The Vertebral Column (Text–Fig. 3)

The vertebral column of L. hochstetteri has already been described in some detail (E. M. Stephenson, 1952). Further illustrations are included here for the sake of completeness as far as the genus is concerned. At the time of publication of the previous description, the vertebral column of L. hamiltoni had not been examined.

Ritland (1955) has provided a full description of the vertebral column of Ascaphus, with supplementary remarks concerning that of Leiopelma. He includes a discussion relating to the failure of the term “amphicoelous” alone to cover adequately the vertebral condition of Leiopelma and Ascaphus. However, as no completely satisfactory single term has yet been devised to replace “amphicoelous” it seems necessary to retain the latter in order to place the vertebrae of these two genera in a category separate from those of other anurans.

The vertebral column of L. hamiltoni (Fig. 3A) exhibits the essential characteristics already described for L. hochstetteri. The pattern of the vertical column of L. archeyi is also similar except that typically the whole series has a more delicate appearance, with a relatively greater amount of uncalcified cartilage in evidence.

In the vertebral column of the old male specimen of L. hamiltoni illustrated (Figs. 3A, 3C, and 3F), considerable calcification of cartilage and certain bony fusions have occurred. The ribs are partly fused with the transverse processes of the vertebrae concerned, while the characteristic forked and flattened expansions of the lateral extremities of the second pair of ribs, though visible dorsally, are largely fused together.

In all three species, nine presacral vertebrae are present except in occasional cases where fusion of two adjacent vertebrae is obvious. The urostyle has usually at least one pair of well-defined transverse processes developed on the first postsacral vertebra. Of these vertebrae, portions of three may sometimes be distinguished from the dorsal aspect of the urostyle.

The sacral vertebra, as already reported for L. hochstetteri (E. M. Stephenson, 1952), consists of two separate bony halves joined dorsally and ventrally by units of cartilage. This condition, which is not found in Ascaphus, is possibly unique among anurans. In the vertebral column of the specimen of L. hamiltoni illustrated in Figs. 3A, 3C and 3F, the ventral cartilage of the sacral region has remained uncalcified, but the dorsal portion, forming what is in effect the highest point of the neural arch, is seen to be heavily calcified, with possibly some development of bone. It still remains, however, as a discrete element and has been pushed slightly out of position by partial fusion of the two bony halves of the vertebra. Dorsal views of the same region in a mature specimen of L. archeyi and a young L. hochstetteri are provided (Figs. 3B and 3E).

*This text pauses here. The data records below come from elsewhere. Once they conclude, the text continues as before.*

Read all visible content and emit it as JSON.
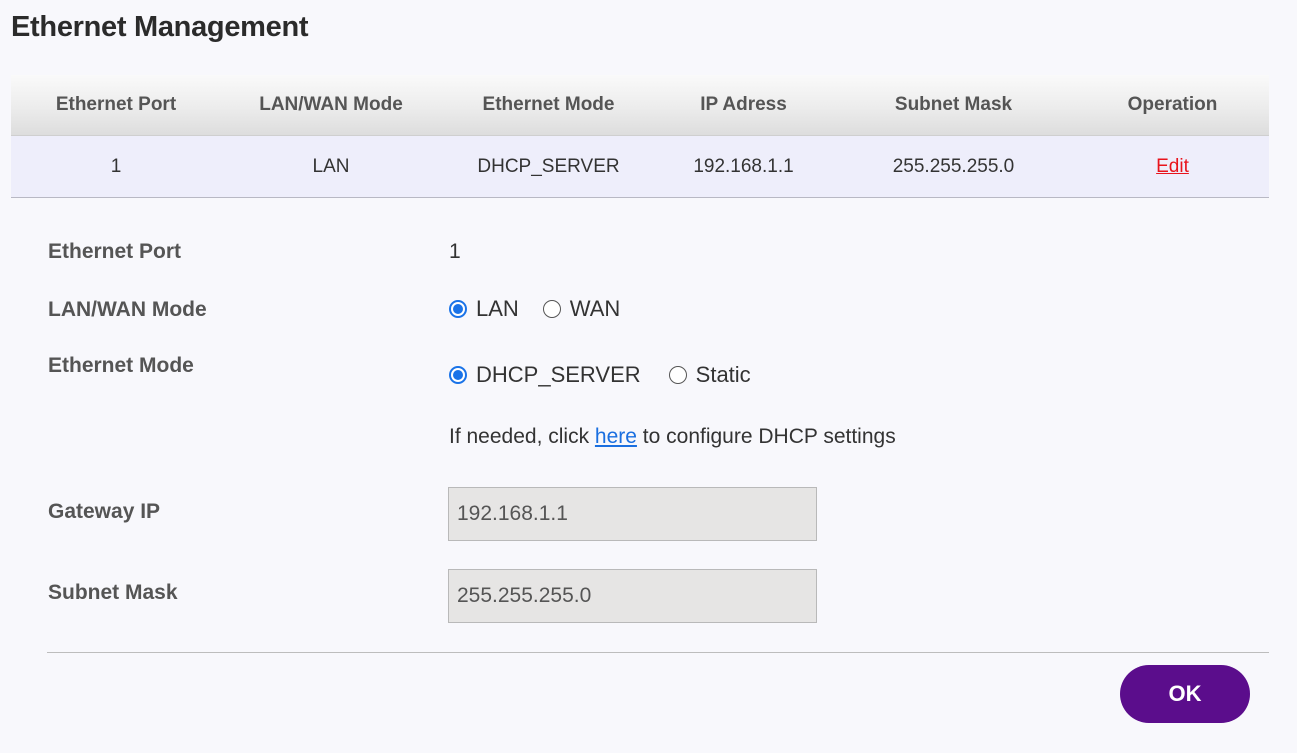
{
  "page_title": "Ethernet Management",
  "table": {
    "headers": [
      "Ethernet Port",
      "LAN/WAN Mode",
      "Ethernet Mode",
      "IP Adress",
      "Subnet Mask",
      "Operation"
    ],
    "rows": [
      {
        "port": "1",
        "lan_wan_mode": "LAN",
        "ethernet_mode": "DHCP_SERVER",
        "ip_address": "192.168.1.1",
        "subnet_mask": "255.255.255.0",
        "operation": "Edit"
      }
    ]
  },
  "form": {
    "ethernet_port": {
      "label": "Ethernet Port",
      "value": "1"
    },
    "lan_wan_mode": {
      "label": "LAN/WAN Mode",
      "options": [
        "LAN",
        "WAN"
      ],
      "selected": "LAN"
    },
    "ethernet_mode": {
      "label": "Ethernet Mode",
      "options": [
        "DHCP_SERVER",
        "Static"
      ],
      "selected": "DHCP_SERVER"
    },
    "dhcp_hint": {
      "prefix": "If needed, click ",
      "link": "here",
      "suffix": " to configure DHCP settings"
    },
    "gateway_ip": {
      "label": "Gateway IP",
      "value": "192.168.1.1"
    },
    "subnet_mask": {
      "label": "Subnet Mask",
      "value": "255.255.255.0"
    }
  },
  "actions": {
    "ok_label": "OK"
  },
  "colors": {
    "accent": "#5b0d8c",
    "link": "#1a6fe0",
    "edit_link": "#e8141c",
    "radio_selected": "#1a73e8",
    "row_highlight": "#eeeefb"
  },
  "icons": {
    "radio_selected": "radio-selected-icon",
    "radio_unselected": "radio-unselected-icon"
  }
}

Figure 3D illustrates the condition found in an immature female L. hochstetteri. This should be compared with the photograph of the vertebral column of an adult specimen of L. hochstetteri previously published (E. M. Stephenson, 1955, 610). It is of some interest to note that the uncinate processes typically seen on the most anterior pair of ribs are seen on the second pair in Fig. 3D.

As has already been reported (E. M. Stephenson, 1952, 606), fusion of two adjacent vertebrae is occasionally seen. It seems unlikely that this feature, as far as Leiopelma is concerned, is of any particular phylogenetic significance or that it provides evidence of a tendency towards specialisation. More probably, it indicates the fact that in the populations concerned, such occurrences are of little selective importance.